My eyes narrow. "You know nothing of it, little man. You have no idea--" I cut myself off, turn away. "What Jean awakened was my memories of the battle on Avalon. I thought I was fighting for my life. I thought I had just been killed, by Xavier, and what I was doing now was a last miraculous chance I had to avenge myself before I died. I didn't remember--" Again I stop, cutting off my own words.

"Convenient, what you do and don't remember."

"Not very," I whisper. "A convenient memory would have kept the secret of the friendship you all showed to Joseph until long, long after you were dead. A convenient memory would have hidden from me once again the friendship I shared with you, when I was headmaster of the New Mutants at Charles' behest. A convenient memory would not have replayed all your deaths behind my eyes every time I've tried to sleep for the past four months. There's nothing convenient about my memories, Wolverine. Nothing at all."

He says nothing. I wonder if perhaps he's beginning to understand. There was a time when I knew that he and I understood one another -- two old men, two old soldiers steeped in blood. A great deal of hate has passed between us since, but still, I would like him to understand. I want him to know why I am about to do as I will do.

I face him. "Did any of them live?" My voice is still a hoarse whisper; I do not trust it any louder.

"Some."

"Who, besides you and Rogue? And the Cajun, I recall he wasn't at the mansion either."

"Think I'm really going to tell you that, Maggie?"
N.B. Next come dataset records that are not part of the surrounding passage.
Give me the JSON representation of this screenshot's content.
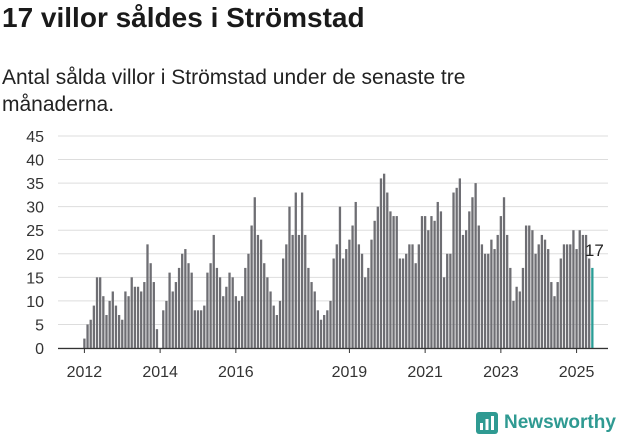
{
  "header": {
    "title": "17 villor såldes i Strömstad",
    "subtitle": "Antal sålda villor i Strömstad under de senaste tre månaderna."
  },
  "brand": {
    "name": "Newsworthy",
    "icon": "bar-chart-logo-icon"
  },
  "colors": {
    "bar": "#6e6e73",
    "highlight": "#2a9d96",
    "grid": "#dddddd",
    "axis": "#333333",
    "brand": "#2f9a92"
  },
  "chart_data": {
    "type": "bar",
    "title": "17 villor såldes i Strömstad",
    "subtitle": "Antal sålda villor i Strömstad under de senaste tre månaderna.",
    "xlabel": "",
    "ylabel": "",
    "ylim": [
      0,
      45
    ],
    "yticks": [
      0,
      5,
      10,
      15,
      20,
      25,
      30,
      35,
      40,
      45
    ],
    "xticks": [
      "2012",
      "2014",
      "2016",
      "2019",
      "2021",
      "2023",
      "2025"
    ],
    "grid": true,
    "start": "2012-01",
    "frequency": "monthly",
    "annotation": {
      "text": "17",
      "value": 17
    },
    "values": [
      2,
      5,
      6,
      9,
      15,
      15,
      11,
      7,
      10,
      12,
      9,
      7,
      6,
      12,
      11,
      15,
      13,
      13,
      12,
      14,
      22,
      18,
      14,
      4,
      0,
      8,
      10,
      16,
      12,
      14,
      17,
      20,
      21,
      18,
      16,
      8,
      8,
      8,
      9,
      16,
      18,
      24,
      17,
      15,
      11,
      13,
      16,
      15,
      11,
      10,
      11,
      17,
      20,
      26,
      32,
      24,
      23,
      18,
      15,
      12,
      9,
      7,
      10,
      19,
      22,
      30,
      24,
      33,
      24,
      33,
      24,
      17,
      14,
      12,
      8,
      6,
      7,
      8,
      10,
      19,
      22,
      30,
      19,
      21,
      23,
      26,
      31,
      22,
      20,
      15,
      17,
      23,
      27,
      30,
      36,
      37,
      33,
      29,
      28,
      28,
      19,
      19,
      20,
      22,
      22,
      18,
      22,
      28,
      28,
      25,
      28,
      27,
      31,
      29,
      15,
      20,
      20,
      33,
      34,
      36,
      24,
      25,
      29,
      32,
      35,
      26,
      22,
      20,
      20,
      23,
      21,
      24,
      28,
      32,
      24,
      17,
      10,
      13,
      12,
      17,
      26,
      26,
      25,
      20,
      22,
      24,
      23,
      21,
      14,
      11,
      14,
      19,
      22,
      22,
      22,
      25,
      21,
      25,
      24,
      24,
      19,
      17
    ]
  }
}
"It doesn't matter." I shake my head. "I'm tired, Logan. Tired of my cause, tired of fighting my own kind, tired of fighting -- and killing -- those I most wish to hold as friends. I thought, in the wake of Avalon, after the loss of my memory, I could have another chance at redemption. But there are no second chances, are there?"

"There are," he said. "But if you screw up every chance that life throws at you, sooner or later it's gotta tell ya something."

"Yes. Sooner or later." I turn away, no longer looking at him. The broken bodies of the dead lie before me, those that I killed accusing me, those that died because I could not save them beseeching me. I'm so very tired. I sit down at the console, still facing away from Wolverine, my head in my hands, and release the force field that holds him.

Does he understand, I wonder, well enough to know why? Or is his hate so strong he thinks this is an accidental faltering? It doesn't matter. I have done what I must do, the only thing I can do with the blood of those that trusted me on my hands. And he--

--will do, what he must do.

Bone claws won't cut through my chain mail armor, but my head and neck are bare.  My helmet is on the console in front of me. It's the last thing I see. There's the briefest flare of pain, at the side of my neck, and then nothing at all.